I also happened to stumble into a kundalini class one Saturday morning. I think I learned about it at one of the yoga activities I had attended. I had no clue what kundalini was, and to be honest, I have now done maybe four classes in total, and they were wildly different from one another. The objective of kundalini is to use vibration and energy to realign the chakras. Yes, it sounds a bit out there to a lot of us. Anyway, the classes I have taken have involved breathwork, vibration, postures and periods of frentetic movement followed by total stillness. Anyway, this Saturday morning class was a beautiful introduction to the practice. I found it invigorating and energizing, which, in dreary London with my dreary mood, was needed. But what I was most struck by was the end. We sat for a meditation and we listened to a song. It was a chant that I had never heard before and I can remember feeling like it was just filling my body with light and with energy and with beauty and I also remember tears rolling down my cheek. These weren’t really tears of sadness, they were just emotions coming out. I talked to the instructor after because I wanted to find that song was. He told me that it was a called the Siri Giatri mantra and it is a powerful healing chant. Wow. It was amazing to me that I did not know that and that going in, yet that is EXACTLY what I felt coming out. I downloaded it and I still love to listen to it.

I found another class that was a fusion of yoga and Pilates and while there was no meditation aspect of this class, I loved the way the instructor combined Pilates, which I had never stopped practicing, with my new found love of the Asanas.


It took two full years, but I finally felt good again. I was a healthy weight, I had a regular fitness regime. I realized that when I ran, I was in a very meditative state. I had started practicing Hatha yoga. I was smiling and laughing. I also had a plan for when I left England in a couple of months, and I was glad to be leaving in a place of peace rather than running from a place of fear and/or anger.

What became clear over those two years was that I had not just been suffering from a break-up. I had suffered them before. My heart had been broken, but more than that, my soul had been crushed, my confidence shattered, my self-worth obliterated, my ability to trust and to love lost.

I had to forgive myself.

I had been so angry for allowing myself to be physically abused by one man and emotionally abused by another that I didn’t even know who I was anymore. I didn’t think I deserved love because I felt so much shame. During those two years, I tried to date, but I just wasn’t ready. I never went on more than one or two dates and sex was a non-starter. I didn’t want anyone to touch me. The few times I tried to be intimate with a man, it ended badly, awkwardly and usually with me in tears. I still needed to heal myself. I had to be whole before I could give of myself to someone else. I had to learn to love me first.

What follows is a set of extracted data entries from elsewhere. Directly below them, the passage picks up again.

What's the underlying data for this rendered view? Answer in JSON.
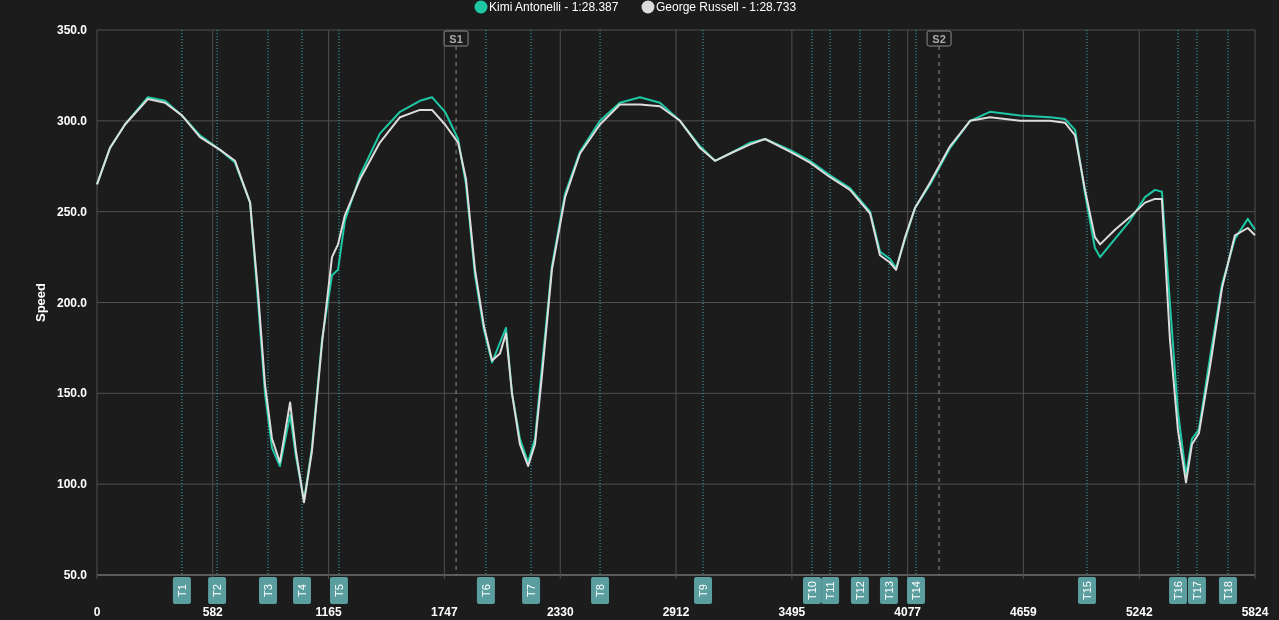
{
  "chart": {
    "chart_data": {
      "type": "line",
      "ylabel": "Speed",
      "x": [
        0,
        65,
        141,
        256,
        342,
        427,
        518,
        619,
        694,
        770,
        810,
        845,
        880,
        920,
        971,
        1001,
        1041,
        1081,
        1132,
        1182,
        1212,
        1247,
        1323,
        1423,
        1524,
        1624,
        1685,
        1750,
        1816,
        1856,
        1901,
        1946,
        1987,
        2027,
        2057,
        2087,
        2127,
        2168,
        2203,
        2238,
        2288,
        2354,
        2429,
        2530,
        2630,
        2731,
        2831,
        2932,
        3033,
        3108,
        3184,
        3285,
        3360,
        3485,
        3586,
        3687,
        3787,
        3888,
        3938,
        3988,
        4019,
        4064,
        4114,
        4190,
        4290,
        4391,
        4491,
        4642,
        4793,
        4868,
        4919,
        4969,
        5019,
        5045,
        5120,
        5195,
        5271,
        5321,
        5356,
        5396,
        5436,
        5477,
        5507,
        5542,
        5598,
        5658,
        5723,
        5788,
        5824
      ],
      "series": [
        {
          "name": "Kimi Antonelli - 1:28.387",
          "color": "#1ec8a5",
          "values": [
            265,
            285,
            298,
            313,
            311,
            303,
            292,
            284,
            277,
            255,
            200,
            150,
            120,
            110,
            138,
            115,
            91,
            120,
            180,
            215,
            218,
            245,
            270,
            293,
            305,
            311,
            313,
            305,
            290,
            265,
            215,
            185,
            167,
            178,
            186,
            150,
            125,
            112,
            125,
            165,
            220,
            260,
            283,
            300,
            310,
            313,
            310,
            300,
            286,
            278,
            282,
            288,
            290,
            284,
            278,
            270,
            263,
            250,
            228,
            224,
            219,
            235,
            252,
            265,
            285,
            300,
            305,
            303,
            302,
            301,
            295,
            260,
            230,
            225,
            235,
            245,
            258,
            262,
            261,
            200,
            140,
            105,
            125,
            130,
            170,
            210,
            235,
            246,
            240
          ]
        },
        {
          "name": "George Russell - 1:28.733",
          "color": "#dcdcdc",
          "values": [
            265,
            285,
            298,
            312,
            310,
            303,
            291,
            284,
            278,
            255,
            205,
            155,
            125,
            112,
            145,
            118,
            90,
            118,
            178,
            225,
            232,
            248,
            268,
            288,
            302,
            306,
            306,
            298,
            288,
            268,
            218,
            187,
            168,
            172,
            183,
            150,
            122,
            110,
            122,
            160,
            218,
            258,
            282,
            298,
            309,
            309,
            308,
            300,
            285,
            278,
            282,
            287,
            290,
            283,
            277,
            269,
            262,
            249,
            226,
            222,
            218,
            236,
            252,
            266,
            286,
            300,
            302,
            300,
            300,
            299,
            292,
            262,
            236,
            232,
            240,
            247,
            255,
            257,
            257,
            180,
            130,
            101,
            122,
            128,
            165,
            208,
            237,
            241,
            237
          ]
        }
      ],
      "xlim": [
        0,
        5824
      ],
      "ylim": [
        50,
        350
      ],
      "xticks": [
        0,
        582,
        1165,
        1747,
        2330,
        2912,
        3495,
        4077,
        4659,
        5242,
        5824
      ],
      "yticks": [
        {
          "value": 50,
          "label": "50.0"
        },
        {
          "value": 100,
          "label": "100.0"
        },
        {
          "value": 150,
          "label": "150.0"
        },
        {
          "value": 200,
          "label": "200.0"
        },
        {
          "value": 250,
          "label": "250.0"
        },
        {
          "value": 300,
          "label": "300.0"
        },
        {
          "value": 350,
          "label": "350.0"
        }
      ],
      "grid": true,
      "legend": true,
      "ref_lines": [
        {
          "axis": "x",
          "label": "S1",
          "value": 1806
        },
        {
          "axis": "x",
          "label": "S2",
          "value": 4235
        },
        {
          "axis": "x",
          "label": "T1",
          "value": 427
        },
        {
          "axis": "x",
          "label": "T2",
          "value": 604
        },
        {
          "axis": "x",
          "label": "T3",
          "value": 860
        },
        {
          "axis": "x",
          "label": "T4",
          "value": 1031
        },
        {
          "axis": "x",
          "label": "T5",
          "value": 1217
        },
        {
          "axis": "x",
          "label": "T6",
          "value": 1956
        },
        {
          "axis": "x",
          "label": "T7",
          "value": 2183
        },
        {
          "axis": "x",
          "label": "T8",
          "value": 2530
        },
        {
          "axis": "x",
          "label": "T9",
          "value": 3048
        },
        {
          "axis": "x",
          "label": "T10",
          "value": 3596
        },
        {
          "axis": "x",
          "label": "T11",
          "value": 3687
        },
        {
          "axis": "x",
          "label": "T12",
          "value": 3837
        },
        {
          "axis": "x",
          "label": "T13",
          "value": 3983
        },
        {
          "axis": "x",
          "label": "T14",
          "value": 4119
        },
        {
          "axis": "x",
          "label": "T15",
          "value": 4979
        },
        {
          "axis": "x",
          "label": "T16",
          "value": 5437
        },
        {
          "axis": "x",
          "label": "T17",
          "value": 5532
        },
        {
          "axis": "x",
          "label": "T18",
          "value": 5688
        }
      ]
    }
  }
}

Yoga has given me toned arms, sure, but more than that, it gave me a chance to be happy and to be whole and just maybe to find someone to whom to give all this love I have in my heart. I felt like the butterfly in me was born, and she was ready to continue exploring the world around her as she was meant to do. What is meant to be will be.

I came out of the place of darkness, and I felt the warmth of light on my soul.